Albert Einstein once said, “Imagination is more important than knowledge.” Students from Crete-Monee Middle School and Sixth Grade Center recently tested the theory as they were asked to serve as the focus groups for the project team responsible for designing several of the district’s new school buildings. The architectural design firm, DLA Architects, is based in Itasca and has been selected by the Board of Education to design the Crete-Monee Middle School addition and the new Crete-Monee Elementary School.

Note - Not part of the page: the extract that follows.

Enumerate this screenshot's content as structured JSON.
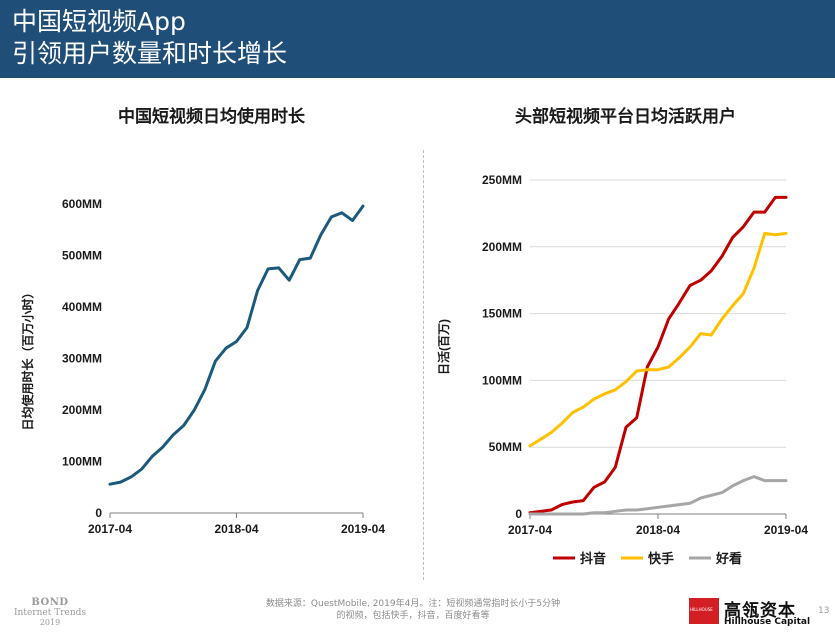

The students were asked to think about their favorite spaces at home, at school, and where they liked to spend their free time, whether the park, the library, a coffee shop, the mall, etc.). Students were then asked to describe their favorite spaces to learn, complete homework, socialize with friends, play, eat and relax. As an added bonus, students were asked to bring with them any photo, image, drawing or computer image that best represents their ideal space.
“We always appreciate the benefit of being able to talk to the students who will actually occupy the space we design,” said project architect Brian Scully. Divided into three groups, the students were given color markers and encouraged to write their ideas, draw sketches and make color selections. For nearly two hours, Mr. Scully and his design team asked students to think of any and everything they would like to see in their new space. Nothing was off limits. “Dream big!” lead designer Matt Lowe said as he taped the chart paper to the walls. “How about animals in the classroom?” one boy offered. “Like an aquarium?” Mr. Lowe queried. “Yeah!” the students shouted in tandem. One after the other, students excitedly offered their vision of the new space as Mr. Lowe and his team took copious notes. “How about a snack bar?!” one said. “I’d like a Starbucks inside!” said another girl. “Go karts!” a boy yelled. “Could we have keys instead of combination lockers?” another asked. “What if you could swipe your keys?” Mr. Lowe suggested and was rewarded with bright smiles and eagerly nodding heads.